On sait que les microbes du sol peuvent aider les plantes à lutter contre les ravageurs. Maintenant recherche publiée dans New Phytologist montre que les plantes peuvent être utilisées pour créer des microbiomes anti-parasitaires. Ces collections de microbes peuvent être introduites dans de nouveaux sols, où elles peuvent protéger d'autres plantes. « Des stratégies écologiques sont nécessaires pour améliorer la durabilité de nos systèmes agricoles, et notre étude souligne que le sol est un élément clé », écrivent Ana Pineda et ses collègues dans leur article.
L'une des histoires de la dernière décennie a été de mieux comprendre comment les microbes du sol peuvent aider les plantes à se défendre contre les attaques d'agents pathogènes et d'herbivores. Pineda et ses collègues ont suivi la recherche, mais lorsque vous travaillez avec quelques souches microbiennes, les résultats peuvent être incohérents. "Une approche alternative consiste à se concentrer sur le microbiome complet", écrivent les auteurs. "Plusieurs auteurs ont fait valoir que l'introduction de communautés de sol plus complexes, plutôt que d'espèces / souches uniques, est nécessaire pour atteindre amélioration constante of protection des cultures, mais jusqu'à présent, les preuves de résistance contre les herbivores déclenchées par un tel microbiome ou par une seule souche microbienne fonctionnant dans une communauté microbienne complexe sont rares.
L'équipe a entrepris d'obtenir certaines de ces preuves en utilisant des plantes pour créer un microbiome bénéfique.
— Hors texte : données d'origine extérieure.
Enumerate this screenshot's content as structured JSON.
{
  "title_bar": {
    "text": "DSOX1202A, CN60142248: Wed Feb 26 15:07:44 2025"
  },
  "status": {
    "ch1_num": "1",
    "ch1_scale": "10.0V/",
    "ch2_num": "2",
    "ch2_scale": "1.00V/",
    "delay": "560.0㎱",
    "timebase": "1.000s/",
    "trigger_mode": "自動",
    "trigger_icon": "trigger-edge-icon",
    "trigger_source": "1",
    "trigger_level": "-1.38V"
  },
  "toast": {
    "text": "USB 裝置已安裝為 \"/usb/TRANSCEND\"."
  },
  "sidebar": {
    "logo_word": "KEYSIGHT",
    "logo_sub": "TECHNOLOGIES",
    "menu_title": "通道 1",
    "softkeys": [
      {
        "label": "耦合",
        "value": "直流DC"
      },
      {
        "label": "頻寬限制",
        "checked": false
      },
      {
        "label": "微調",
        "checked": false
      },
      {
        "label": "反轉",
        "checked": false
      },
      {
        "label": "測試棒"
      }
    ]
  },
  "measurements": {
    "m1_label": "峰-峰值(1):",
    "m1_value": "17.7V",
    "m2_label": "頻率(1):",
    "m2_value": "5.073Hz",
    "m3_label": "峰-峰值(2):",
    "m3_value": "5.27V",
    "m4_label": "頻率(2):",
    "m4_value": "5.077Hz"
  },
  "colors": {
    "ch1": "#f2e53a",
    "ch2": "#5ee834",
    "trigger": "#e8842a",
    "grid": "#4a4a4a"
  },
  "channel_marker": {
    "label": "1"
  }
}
L'expérience consistait à utiliser certaines plantes pour façonner un microbiome qui conférerait une protection à une autre plante lors du transfert du microbiome.

Ils ont utilisé un mélange de quatre espèces de graminées et de quatre espèces de plantes herbacées pour créer une communauté microbienne dans le sol qui avait bénéficié au chrysanthème lors d'expériences antérieures. En effet, l'équipe a utilisé les plantes pour cultiver les microbes pour elles. Ensuite, ils devaient trouver si ces microbes, et non les plantes, aidaient les chrysanthèmes à combattre les herbivores.
Pineda et ses collègues ont stérilisé du sol, puis introduit du sol avec les microbiomes préparés pour coloniser le nouveau sol. Ils avaient des chrysanthèmes dans le sol qui auraient maintenant dû bénéficier d'une protection accrue contre les attaques d'herbivores. Pour savoir si c'était le cas, ils ont introduit des thrips, Frankliniella occidentalis, et les tétranyques, Tetranychus urticae, pour attaquer les chrysanthèmes.
Les résultats ont été positifs mais mitigés.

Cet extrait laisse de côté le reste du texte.